How to link heritage to your firm brand

Maybe it’s the ‘Mad Men’ mania or the resurgence of farmers markets across North America, but I get the feeling that nostalgia is making a comeback. We feel good when we revisit the familiar past – it’s comforting, reliable and trustworthy. It also reminds us of how our current identity can be influenced by shared values and experiences.

If anyone has asked “Who are you?” “Where are you from?”  when they first meet you as a professional, you’ll recognize heritage as an essential element of your brand.

Which implies that just communicating ‘what you do’ isn’t enough. Almost any lawyer can draw up an employment contract. But a lawyer who has helped the same client or her colleagues in the past, who knows her preferences, and is part of a firm with a credible history will earn loyalty.

Five tips to link heritage to your firm brand

1.  Know your provenance

No, this isn’t about the art that hangs on your walls (although your office art might certainly symbolize your heritage).
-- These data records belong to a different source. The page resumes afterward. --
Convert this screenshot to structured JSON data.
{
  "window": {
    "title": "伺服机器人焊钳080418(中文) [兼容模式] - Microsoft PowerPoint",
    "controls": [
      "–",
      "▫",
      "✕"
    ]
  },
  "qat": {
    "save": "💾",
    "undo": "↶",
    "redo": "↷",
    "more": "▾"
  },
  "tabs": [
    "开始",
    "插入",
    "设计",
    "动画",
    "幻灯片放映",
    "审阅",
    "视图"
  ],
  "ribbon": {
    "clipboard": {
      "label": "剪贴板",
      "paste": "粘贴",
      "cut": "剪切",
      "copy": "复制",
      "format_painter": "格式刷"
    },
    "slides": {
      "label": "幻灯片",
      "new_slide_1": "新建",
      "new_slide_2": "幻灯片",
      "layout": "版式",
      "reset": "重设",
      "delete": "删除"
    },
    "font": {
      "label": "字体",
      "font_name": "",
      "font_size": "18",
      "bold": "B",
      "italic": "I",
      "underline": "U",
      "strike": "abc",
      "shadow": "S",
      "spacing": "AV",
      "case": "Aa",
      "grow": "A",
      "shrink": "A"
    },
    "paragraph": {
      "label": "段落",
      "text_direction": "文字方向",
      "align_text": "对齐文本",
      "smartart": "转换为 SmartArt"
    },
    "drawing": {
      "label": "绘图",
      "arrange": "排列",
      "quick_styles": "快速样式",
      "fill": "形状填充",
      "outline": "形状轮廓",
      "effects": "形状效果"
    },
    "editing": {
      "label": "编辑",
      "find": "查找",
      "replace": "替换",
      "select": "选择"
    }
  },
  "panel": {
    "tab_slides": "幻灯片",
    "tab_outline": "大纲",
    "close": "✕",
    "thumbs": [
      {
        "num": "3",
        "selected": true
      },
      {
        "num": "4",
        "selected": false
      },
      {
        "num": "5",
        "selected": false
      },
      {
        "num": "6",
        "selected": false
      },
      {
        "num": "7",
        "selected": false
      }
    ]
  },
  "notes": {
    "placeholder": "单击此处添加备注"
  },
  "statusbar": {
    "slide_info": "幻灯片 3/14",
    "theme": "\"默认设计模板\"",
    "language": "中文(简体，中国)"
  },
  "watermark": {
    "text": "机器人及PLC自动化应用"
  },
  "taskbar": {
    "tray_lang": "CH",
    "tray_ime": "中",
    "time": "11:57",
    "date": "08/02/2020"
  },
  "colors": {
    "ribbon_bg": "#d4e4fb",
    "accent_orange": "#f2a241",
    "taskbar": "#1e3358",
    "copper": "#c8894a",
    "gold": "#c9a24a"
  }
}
It’s the story of where and when the firm originated. It matters because it conveys how the firm has evolved over time, and explains something about your culture.

Have you always been a regional or national organization? Were you among the first firms in a city or other location? These features matter because they demonstrate staying power and adaptability. A firm can’t survive for 100 years based on blind luck. But longevity alone isn’t enough.
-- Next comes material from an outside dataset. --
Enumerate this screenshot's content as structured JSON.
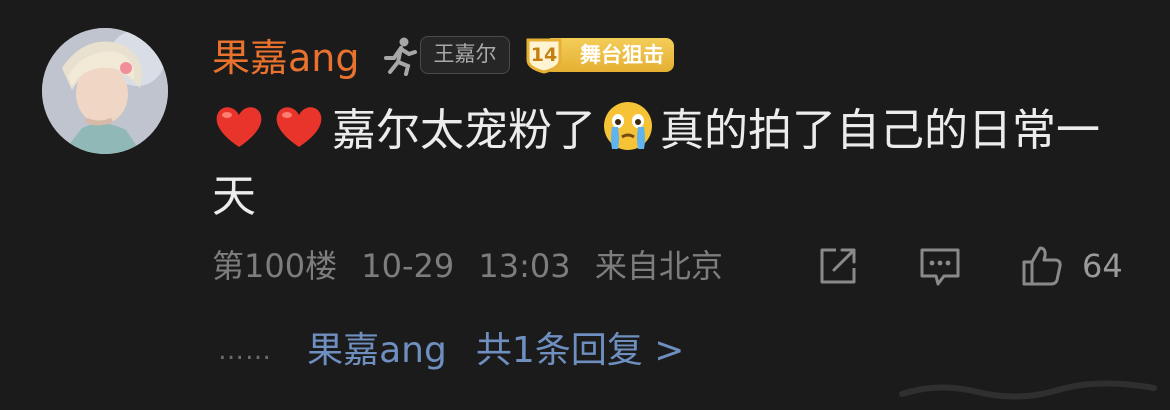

2. Consider the vision of the founding partners

When Frank Sinatra sang “My Way”, this is what he was crooning about. Most people who start a new venture have a vision or a central idea for the way they’ll provide services or meet a market need.

This is often exemplified by lawyers who break away from large, traditional firms to start their own smaller firms. Barack Ferrazzano LLP in Chicago is a great example of founding vision woven into a truly differentiated, quality brand.


3. Understand why people are loyal to you

The automobile industry epitomizes this approach. Did your parents drive Volvos? Chances are that when you’re in the market for a new car, you’ll consider Volvo too, if only for the nostalgia.

But there are family businesses and multinational corporations that remain loyal to the same professional firms through thick and thin. Why? Because those firms have a history of doing things – hiring, training, developing services – that is reliable and can’t be easily replicated by a competitor.

4.  Identify the distinguishing symbols of your firm

A symbol is more than a logo or the art mentioned above. People also interpret the way you act as a symbol of ‘who you are’. This can be as simple as the charities you’ve always supported, the schools you hire from or the publications that you send to clients.

The power of symbolism is also why protest groups alter the corporate logos of investment banks and oil companies who behave in a way that violates the social trust placed in them. The logos, which once symbolized brand ideals, come to mean something very different in the face of questionable ethics.

5. Weave the past into the present and future.

Some elements of your firm history, such as values that are no longer culturally relevant, are best left in the past. This is normal. Instead, determine how your heritage is relevant to the future.

For example, do your origins as a Canadian firm give you the credibility to do business in other regions? Forbes and the Reputation Institute have recognized Canada as the most reputable country in the world since 2010. This is a serious competitive advantage, as foreign investors seek the security of affiliation with the characteristics that typify Canada – security, transparency and adherence to the rule of law.


Your firm’s history is just one brand element used to the convey the quality and style of your work. It tells the story of who you are through symbols such as logos, behaviours, services, activities. People interpret those symbols based on their experience, and rely on them to determine their future support of you.

So the next time you tune in to watch Don Draper pour himself a tumbler of Canadian Club, or you pick up locally grown tomatoes at the farmer’s market, don’t just feel nostalgic. Think a little bit about why you feel so comfortable with the familiarity and meaning of your choice. And think about how you can replicate those feelings in the brand messaging for your firm.